⚠️ Overview

jRAT, also known as Adwind (MITRE ATT&CK ID S0026) and AlienSpy, is a cross-platform remote access trojan (RAT) written in Java that surfaced in 2013 and is sold as malware-as-a-service on underground forums, operated by multiple financially motivated and state-sponsored threat actors including the Gaza Cybergang (APT-C-23) and Iranian groups. It targets Windows, macOS, Linux, and Android systems by exploiting the Java Runtime Environment to deliver a persistent backdoor.

🔧 Technical Capabilities

jRAT uses a two-stage loader often delivered via spear-phishing emails containing malicious JAR files or exploiting Apache Struts vulnerabilities (CVE-2017-5638, CVE-2017-9805) to gain initial access. The malware establishes command-and-control (C2) over TCP/SSL using custom protocols and dynamic DNS domains, with fallback over HTTP/S or DNS tunneling. Persistence is achieved through registry RUN keys on Windows, cron jobs on Linux, and launch agents on macOS, while evasion techniques include variable obfuscation, anti-sandbox checks (detecting virtual machines via MAC addresses), and encrypted configuration files. Once active, jRAT can capture keystrokes, record audio/video, extract browser credentials, upload/download files, and execute arbitrary commands.

📜 History & Notable Incidents

First documented by Trend Micro in 2013 as a Java-based RAT sold on exploit forums, jRAT’s source code leaked in 2016 leading to widespread variant adoption. In 2017, a campaign dubbed “Operation Parliament” targeted aerospace and defense organizations in the Middle East using CVE-2017-9805 for delivery. The same year, Symantec reported a campaign against financial institutions in Asia-Pacific where jRAT exfiltrated banking credentials.

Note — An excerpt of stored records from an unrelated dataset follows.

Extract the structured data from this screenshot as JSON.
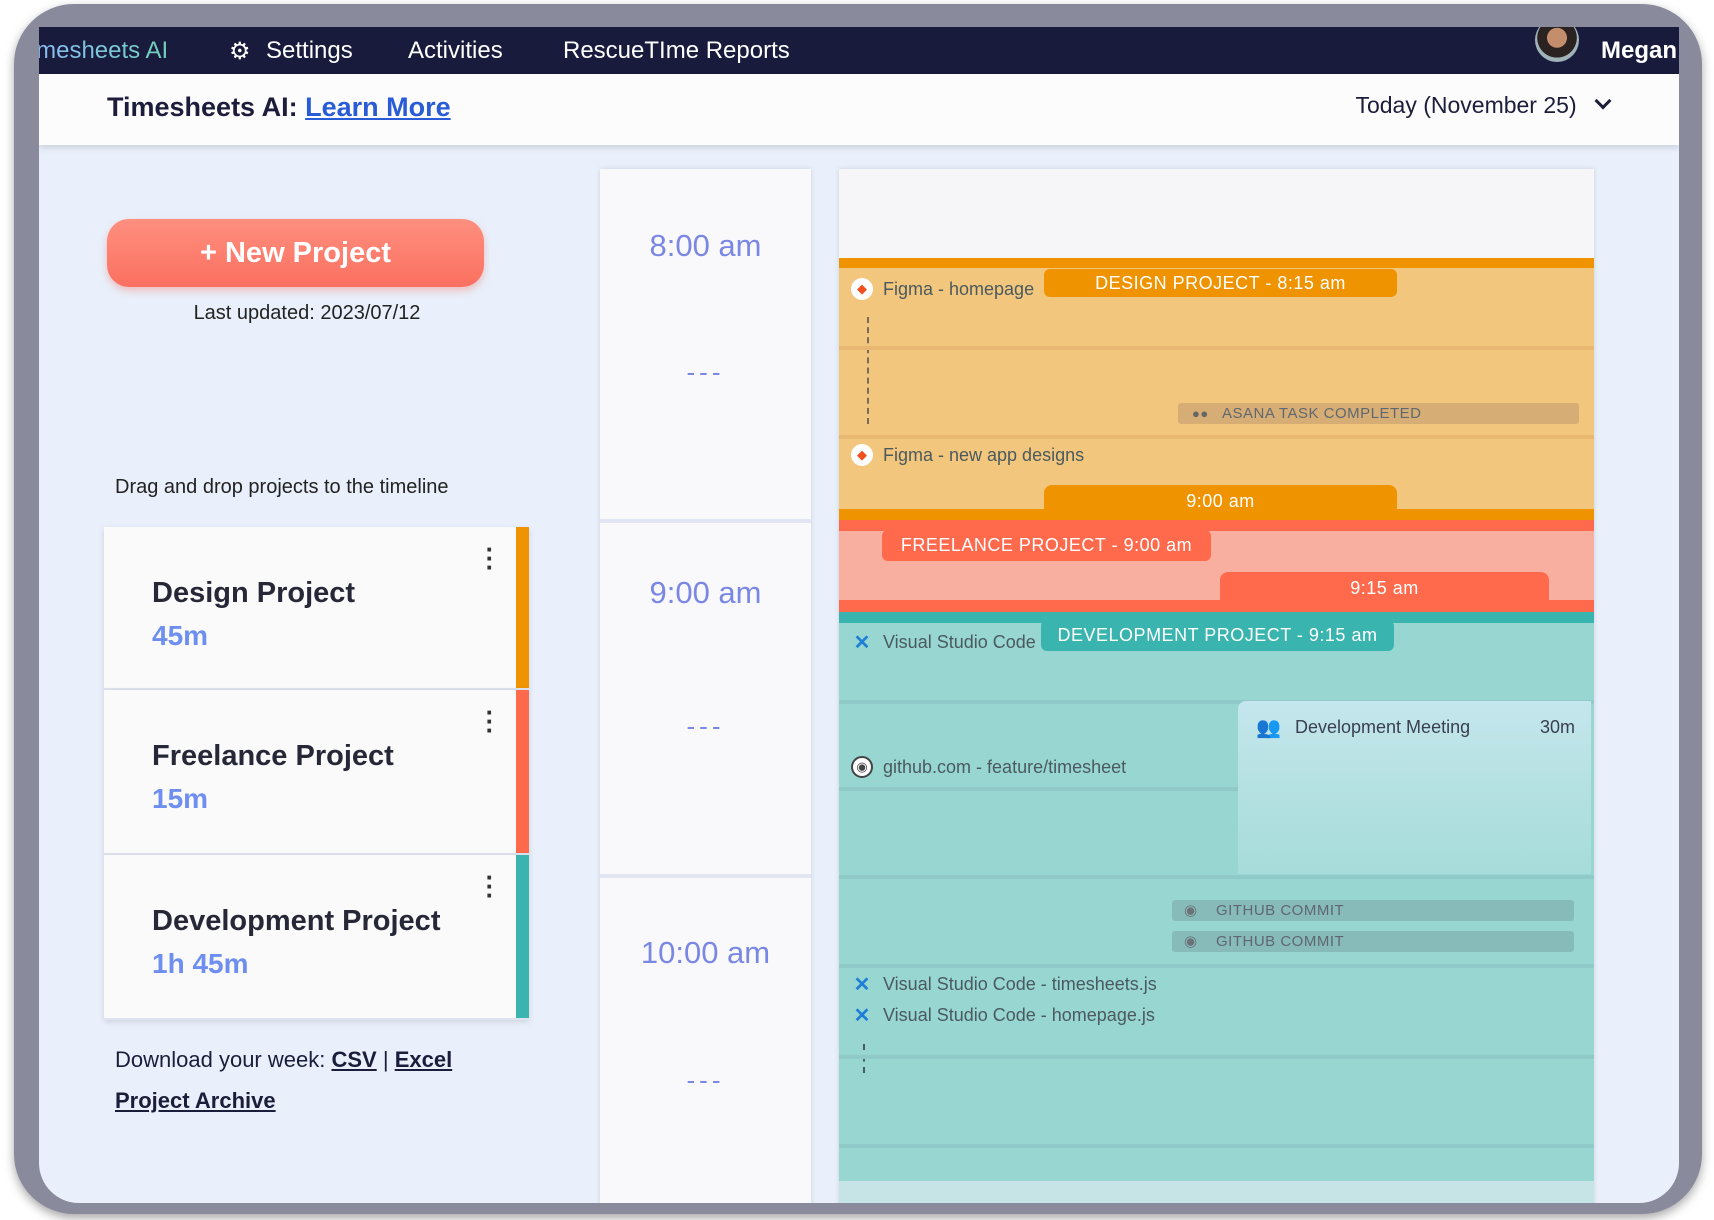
{
  "nav": {
    "brand": "Timesheets AI",
    "settings": "Settings",
    "activities": "Activities",
    "reports": "RescueTIme Reports",
    "user": "Megan"
  },
  "subheader": {
    "title": "Timesheets AI:",
    "link": "Learn More",
    "date": "Today (November 25)"
  },
  "left": {
    "new_project": "+ New Project",
    "last_updated": "Last updated: 2023/07/12",
    "drag_hint": "Drag and drop projects to the timeline",
    "projects": [
      {
        "name": "Design Project",
        "duration": "45m",
        "color": "#f09300"
      },
      {
        "name": "Freelance Project",
        "duration": "15m",
        "color": "#ff6a4d"
      },
      {
        "name": "Development Project",
        "duration": "1h 45m",
        "color": "#3ab4ae"
      }
    ],
    "download_label": "Download your week:",
    "csv": "CSV",
    "sep": "|",
    "excel": "Excel",
    "archive": "Project Archive"
  },
  "times": {
    "t8": "8:00 am",
    "t9": "9:00 am",
    "t10": "10:00 am",
    "dash": "---"
  },
  "timeline": {
    "design": {
      "label": "DESIGN PROJECT - 8:15 am",
      "end": "9:00 am",
      "a1": "Figma - homepage",
      "a2": "Figma - new app designs",
      "event": "ASANA TASK COMPLETED"
    },
    "freelance": {
      "label": "FREELANCE PROJECT - 9:00 am",
      "end": "9:15 am"
    },
    "development": {
      "label": "DEVELOPMENT PROJECT - 9:15 am",
      "a1": "Visual Studio Code",
      "a2": "github.com - feature/timesheet",
      "a3": "Visual Studio Code - timesheets.js",
      "a4": "Visual Studio Code - homepage.js",
      "event1": "GITHUB COMMIT",
      "event2": "GITHUB COMMIT",
      "meeting": "Development Meeting",
      "meeting_duration": "30m"
    }
  },
  "colors": {
    "nav": "#191b3d",
    "design": "#f09300",
    "design_bg": "#f3c67d",
    "freelance": "#ff6a4d",
    "freelance_bg": "#f9afa0",
    "development": "#3ab4ae",
    "development_bg": "#98d6d2",
    "accent": "#7a88e3"
  }
}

In 2020, Palo Alto Networks identified an updated variant (Frutas) used in attacks on oil and gas companies, leveraging cloud-based C2 servers to avoid detection.

🔍 Detection Indicators

Known SHA-256 hashes include e4a9a8b2c1d3f5e6... (see VirusTotal for up-to-date samples) and behavioral signatures like creating the mutex “Global\jRAT-Inst” or writing files named “javaw.exe” to %TEMP%. Network indicators include outbound connections to port 443 with a unique User-Agent string “Java/1.8.0_201” or “Apache-HttpClient/4.5.3”, and registry keys under HKCU\Software\Microsoft\Windows\CurrentVersion\Run with values containing “javaw -jar” references.

☠️ Risk & Impact

jRAT enables full remote control, leading to data exfiltration of sensitive documents, credentials, and intellectual property, with financial losses estimated in the millions across affected banking, defense, and energy sectors. The malware has been linked to state-sponsored espionage activities, particularly in the Middle East and Asia, affecting both private enterprises and government agencies.

🛡️ Mitigation

Defenders should block Java applets and untrusted JAR files at the email gateway, apply patches for CVE-2017-5638 and CVE-2017-9805, deploy endpoint detection rules (e.g., Sigma rule for suspicious JAR execution), and monitor for anomalous HTTP User-Agent strings and outbound connections to known malicious domains listed in threat intelligence feeds such as AlienVault OTX.

ⓘ Data Notice: The information presented above has been compiled from publicly available internet sources. Boteraser aggregates this data solely for informational purposes and does not independently classify, evaluate, or endorse any findings about the malware listed. The accuracy and completeness of this information is the sole responsibility of the original publishers. Boteraser and its operators accept no liability for any decisions made based on this data.